Keeping in mind the scale whereat companies providing such stocks function, they could be prone to higher risks. Such stocks majorly rely upon market conditions to grow in terms of value. Along with basic risky factors, there are a few other things that may put you under the radar with penny stocks.
Considering that companies that issue penny stocks are startups, there will be a lack of information when it comes to financial soundness, growth prospective, previous performance and more. People may invest half-wittingly. Hence, conducting thorough research before investing should not be avoided.

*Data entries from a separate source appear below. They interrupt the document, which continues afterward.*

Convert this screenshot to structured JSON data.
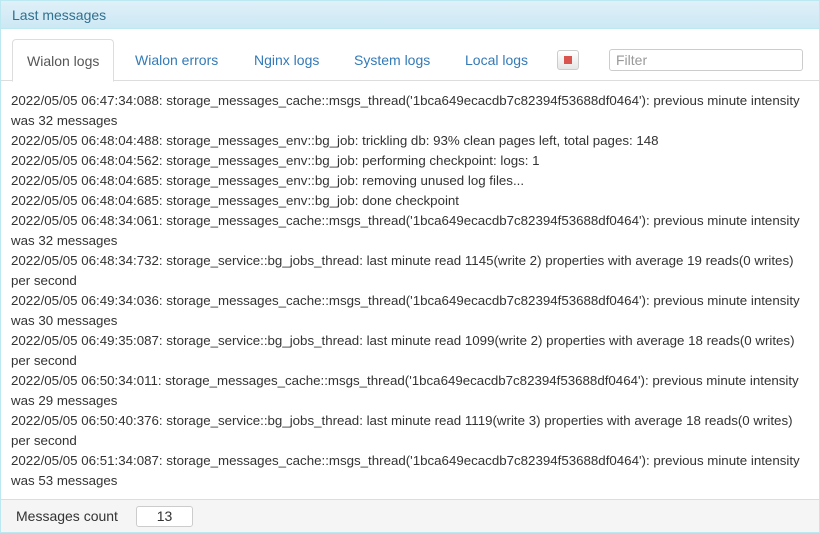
{
  "header": {
    "title": "Last messages"
  },
  "tabs": [
    {
      "label": "Wialon logs",
      "active": true
    },
    {
      "label": "Wialon errors"
    },
    {
      "label": "Nginx logs"
    },
    {
      "label": "System logs"
    },
    {
      "label": "Local logs"
    }
  ],
  "toolbar": {
    "stop_icon": "stop-square-icon",
    "stop_color": "#d9534f",
    "filter_placeholder": "Filter",
    "filter_value": ""
  },
  "messages": [
    "2022/05/05 06:47:34:088: storage_messages_cache::msgs_thread('1bca649ecacdb7c82394f53688df0464'): previous minute intensity was 32 messages",
    "2022/05/05 06:48:04:488: storage_messages_env::bg_job: trickling db: 93% clean pages left, total pages: 148",
    "2022/05/05 06:48:04:562: storage_messages_env::bg_job: performing checkpoint: logs: 1",
    "2022/05/05 06:48:04:685: storage_messages_env::bg_job: removing unused log files...",
    "2022/05/05 06:48:04:685: storage_messages_env::bg_job: done checkpoint",
    "2022/05/05 06:48:34:061: storage_messages_cache::msgs_thread('1bca649ecacdb7c82394f53688df0464'): previous minute intensity was 32 messages",
    "2022/05/05 06:48:34:732: storage_service::bg_jobs_thread: last minute read 1145(write 2) properties with average 19 reads(0 writes) per second",
    "2022/05/05 06:49:34:036: storage_messages_cache::msgs_thread('1bca649ecacdb7c82394f53688df0464'): previous minute intensity was 30 messages",
    "2022/05/05 06:49:35:087: storage_service::bg_jobs_thread: last minute read 1099(write 2) properties with average 18 reads(0 writes) per second",
    "2022/05/05 06:50:34:011: storage_messages_cache::msgs_thread('1bca649ecacdb7c82394f53688df0464'): previous minute intensity was 29 messages",
    "2022/05/05 06:50:40:376: storage_service::bg_jobs_thread: last minute read 1119(write 3) properties with average 18 reads(0 writes) per second",
    "2022/05/05 06:51:34:087: storage_messages_cache::msgs_thread('1bca649ecacdb7c82394f53688df0464'): previous minute intensity was 53 messages"
  ],
  "footer": {
    "label": "Messages count",
    "count": "13"
  }
}
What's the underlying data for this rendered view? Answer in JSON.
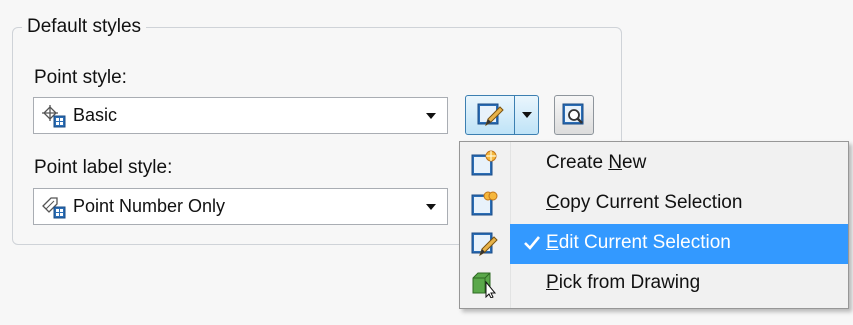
{
  "group": {
    "title": "Default styles"
  },
  "point_style": {
    "label": "Point style:",
    "value": "Basic",
    "icon": "point-style-icon"
  },
  "point_label_style": {
    "label": "Point label style:",
    "value": "Point Number Only",
    "icon": "label-style-icon"
  },
  "buttons": {
    "edit_split_icon": "edit-style-icon",
    "view_icon": "magnifier-icon"
  },
  "menu": {
    "items": [
      {
        "pre": "Create ",
        "ul": "N",
        "post": "ew",
        "icon": "create-new-icon",
        "checked": false
      },
      {
        "pre": "",
        "ul": "C",
        "post": "opy Current Selection",
        "icon": "copy-selection-icon",
        "checked": false
      },
      {
        "pre": "",
        "ul": "E",
        "post": "dit Current Selection",
        "icon": "edit-selection-icon",
        "checked": true
      },
      {
        "pre": "",
        "ul": "P",
        "post": "ick from Drawing",
        "icon": "pick-from-drawing-icon",
        "checked": false
      }
    ]
  },
  "colors": {
    "highlight": "#3399ff",
    "button_border": "#3c7fb1"
  }
}
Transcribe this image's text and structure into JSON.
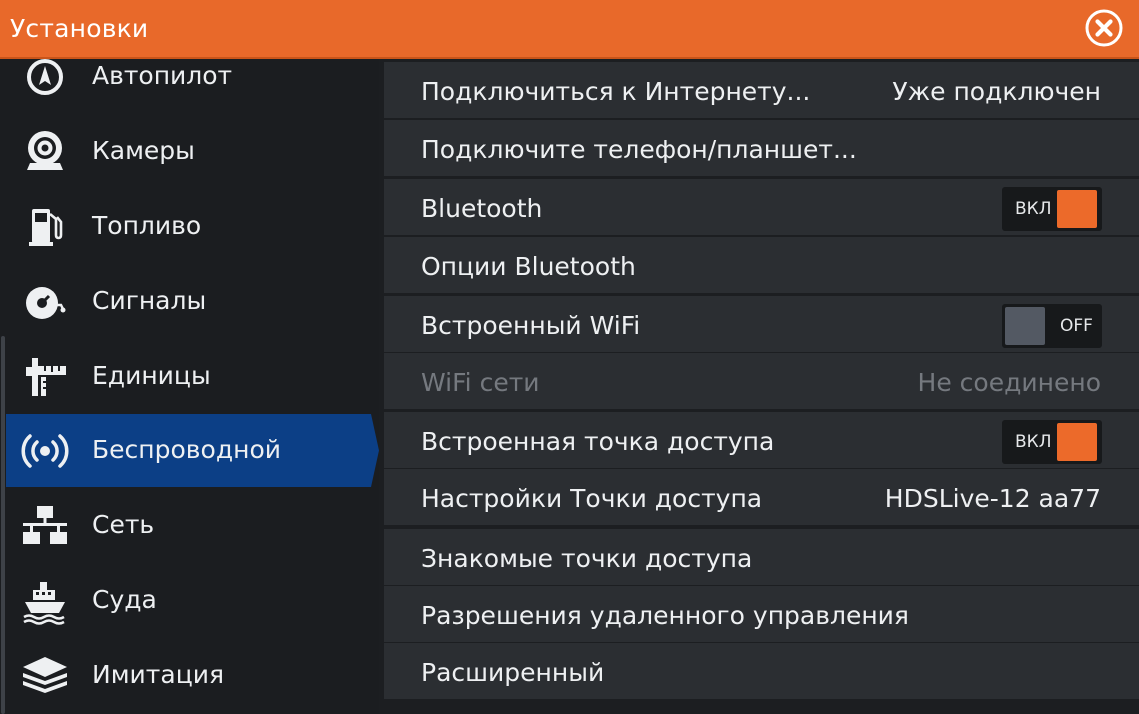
{
  "header": {
    "title": "Установки",
    "close_icon": "close-circle-icon"
  },
  "sidebar": {
    "items": [
      {
        "label": "Автопилот",
        "icon": "autopilot-icon",
        "active": false
      },
      {
        "label": "Камеры",
        "icon": "camera-icon",
        "active": false
      },
      {
        "label": "Топливо",
        "icon": "fuel-pump-icon",
        "active": false
      },
      {
        "label": "Сигналы",
        "icon": "alarm-bell-icon",
        "active": false
      },
      {
        "label": "Единицы",
        "icon": "units-ruler-icon",
        "active": false
      },
      {
        "label": "Беспроводной",
        "icon": "wireless-icon",
        "active": true
      },
      {
        "label": "Сеть",
        "icon": "network-icon",
        "active": false
      },
      {
        "label": "Суда",
        "icon": "vessels-ship-icon",
        "active": false
      },
      {
        "label": "Имитация",
        "icon": "simulation-layers-icon",
        "active": false
      }
    ]
  },
  "settings": {
    "rows": [
      {
        "label": "Подключиться к Интернету...",
        "value": "Уже подключен"
      },
      {
        "label": "Подключите телефон/планшет..."
      },
      {
        "label": "Bluetooth",
        "toggle": "ВКЛ",
        "state": "on"
      },
      {
        "label": "Опции Bluetooth"
      },
      {
        "label": "Встроенный WiFi",
        "toggle": "OFF",
        "state": "off"
      },
      {
        "label": "WiFi сети",
        "value": "Не соединено",
        "disabled": true
      },
      {
        "label": "Встроенная точка доступа",
        "toggle": "ВКЛ",
        "state": "on"
      },
      {
        "label": "Настройки Точки доступа",
        "value": "HDSLive-12 aa77"
      },
      {
        "label": "Знакомые точки доступа"
      },
      {
        "label": "Разрешения удаленного управления"
      },
      {
        "label": "Расширенный"
      }
    ]
  },
  "colors": {
    "accent": "#e8692a",
    "toggle_on": "#ec6a2a",
    "selected": "#0c3f86",
    "row_bg": "#2b2e32"
  }
}
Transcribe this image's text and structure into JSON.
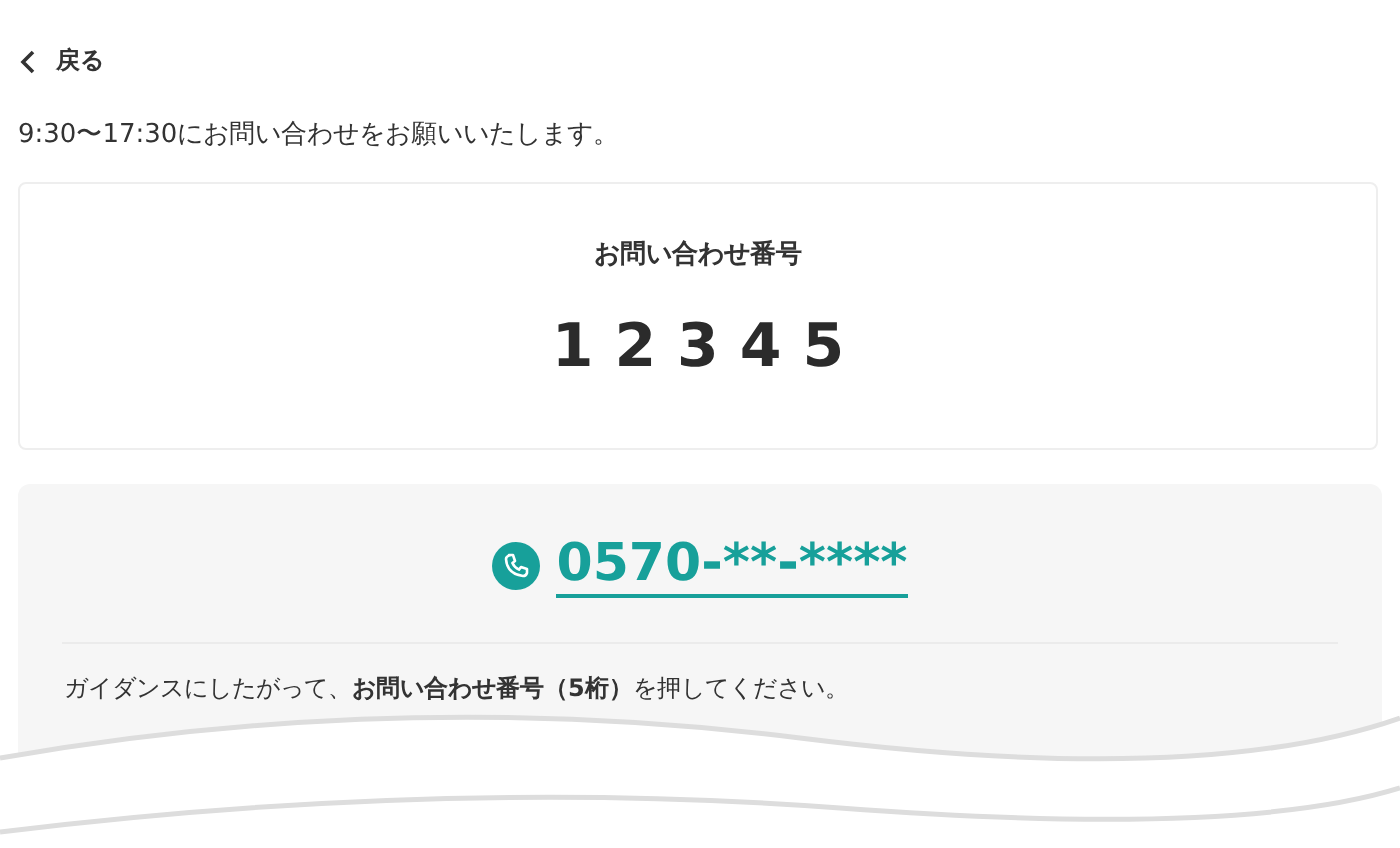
{
  "back_link": {
    "label": "戻る"
  },
  "notice": "9:30〜17:30にお問い合わせをお願いいたします。",
  "inquiry_card": {
    "title": "お問い合わせ番号",
    "number": "1 2 3 4 5"
  },
  "phone_panel": {
    "phone": "0570-**-****",
    "instruction": "ガイダンスにしたがって、**お問い合わせ番号（5桁）**を押してください。"
  }
}
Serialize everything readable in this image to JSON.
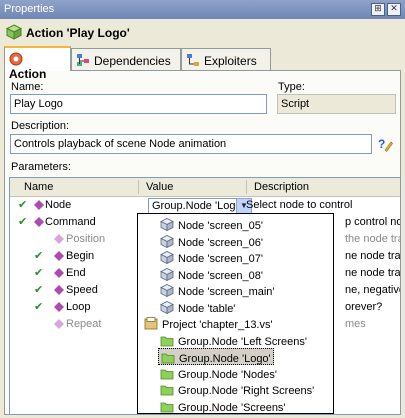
{
  "window": {
    "title": "Properties",
    "pin_glyph": "⊞",
    "close_glyph": "✕"
  },
  "header": {
    "title": "Action 'Play Logo'",
    "icon": "action-cube-icon"
  },
  "tabs": [
    {
      "label": "Action",
      "icon": "action-tab-icon",
      "active": true
    },
    {
      "label": "Dependencies",
      "icon": "dependencies-icon",
      "active": false
    },
    {
      "label": "Exploiters",
      "icon": "exploiters-icon",
      "active": false
    }
  ],
  "form": {
    "name_label": "Name:",
    "name_value": "Play Logo",
    "type_label": "Type:",
    "type_value": "Script",
    "description_label": "Description:",
    "description_value": "Controls playback of scene Node animation",
    "parameters_label": "Parameters:"
  },
  "grid": {
    "columns": [
      "Name",
      "Value",
      "Description"
    ],
    "rows": [
      {
        "check": "✔",
        "name": "Node",
        "value": "Group.Node 'Logo'",
        "description": "Select node to control",
        "dim": false
      },
      {
        "check": "✔",
        "name": "Command",
        "value": "",
        "description": "p control noc",
        "dim": false
      },
      {
        "check": "",
        "name": "Position",
        "value": "",
        "description": "the node trac",
        "dim": true
      },
      {
        "check": "✔",
        "name": "Begin",
        "value": "",
        "description": "ne node track",
        "dim": false
      },
      {
        "check": "✔",
        "name": "End",
        "value": "",
        "description": "ne node track",
        "dim": false
      },
      {
        "check": "✔",
        "name": "Speed",
        "value": "",
        "description": "ne, negative, p",
        "dim": false
      },
      {
        "check": "✔",
        "name": "Loop",
        "value": "",
        "description": "orever?",
        "dim": false
      },
      {
        "check": "",
        "name": "Repeat",
        "value": "",
        "description": "mes",
        "dim": true
      }
    ]
  },
  "dropdown": {
    "scroll_up": "▲",
    "scroll_down": "▼",
    "items": [
      {
        "label": "Node 'screen_05'",
        "icon": "node-cube-icon",
        "indent": 1,
        "selected": false
      },
      {
        "label": "Node 'screen_06'",
        "icon": "node-cube-icon",
        "indent": 1,
        "selected": false
      },
      {
        "label": "Node 'screen_07'",
        "icon": "node-cube-icon",
        "indent": 1,
        "selected": false
      },
      {
        "label": "Node 'screen_08'",
        "icon": "node-cube-icon",
        "indent": 1,
        "selected": false
      },
      {
        "label": "Node 'screen_main'",
        "icon": "node-cube-icon",
        "indent": 1,
        "selected": false
      },
      {
        "label": "Node 'table'",
        "icon": "node-cube-icon",
        "indent": 1,
        "selected": false
      },
      {
        "label": "Project 'chapter_13.vs'",
        "icon": "project-icon",
        "indent": 0,
        "selected": false
      },
      {
        "label": "Group.Node 'Left Screens'",
        "icon": "folder-icon",
        "indent": 1,
        "selected": false
      },
      {
        "label": "Group.Node 'Logo'",
        "icon": "folder-icon",
        "indent": 1,
        "selected": true
      },
      {
        "label": "Group.Node 'Nodes'",
        "icon": "folder-icon",
        "indent": 1,
        "selected": false
      },
      {
        "label": "Group.Node 'Right Screens'",
        "icon": "folder-icon",
        "indent": 1,
        "selected": false
      },
      {
        "label": "Group.Node 'Screens'",
        "icon": "folder-icon",
        "indent": 1,
        "selected": false
      }
    ]
  },
  "colors": {
    "accent_tab": "#f9b43a",
    "check": "#2e8b2e",
    "folder": "#7fbf4a",
    "param": "#b04ab0"
  }
}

In financial history, penny stocks scams are nothing but common. Scammers and organizations buy a huge amount of penny stocks, leading to Inflation, which attracts other investors to follow suit. Once an adequate number of buyers have invested in stocks, such scammers and organizations dump shares. This results in an instant decrease in the value, followed by major losses.
2020 was definitely a roller coaster for most of the investors. While the pandemic made the year unprecedented, the stock market had a lot of surprises for investors.
In 2020, there were 10 major penny stocks that acquired more than 200%. So, here are the best ones that were trading less than Rs. 25 and had more than Rs. 100 crores of market cap at the end of 2019.
In 2020, this stock increased by 602%. As of December 24, 2020, it cost Rs. 21.35.
The stock has increased up to 403% in the year 2020. As of December 24, 2020, it came to Rs. 29.70.
As of December 24, 2020, this stock saw an increase of up to Rs. 113.10, accomplishing an upsurge of 376%.
This stock saw an increase of 301% in 2020 and reached Rs. 72.40 as of December 24, 2020.
As of December 24, 2020, this stock is at Rs. 43.20, with an upsurge of 299%.
This specific stock had an upsurge of 299%, and as of December 24, 2020, it has reached Rs. 6.61.
While for most people, penny stocks could be good in terms of investment, they do have a certain amount of risks, similar to every equity type. At times, the price movement of these stocks can turn unpredictable; thus, increasing the risk Factor. However, if you do your research and choose the right penny stock, these risks can easily be mitigated. Thus, make sure you don’t step back from conducting extensive technical and fundamental research.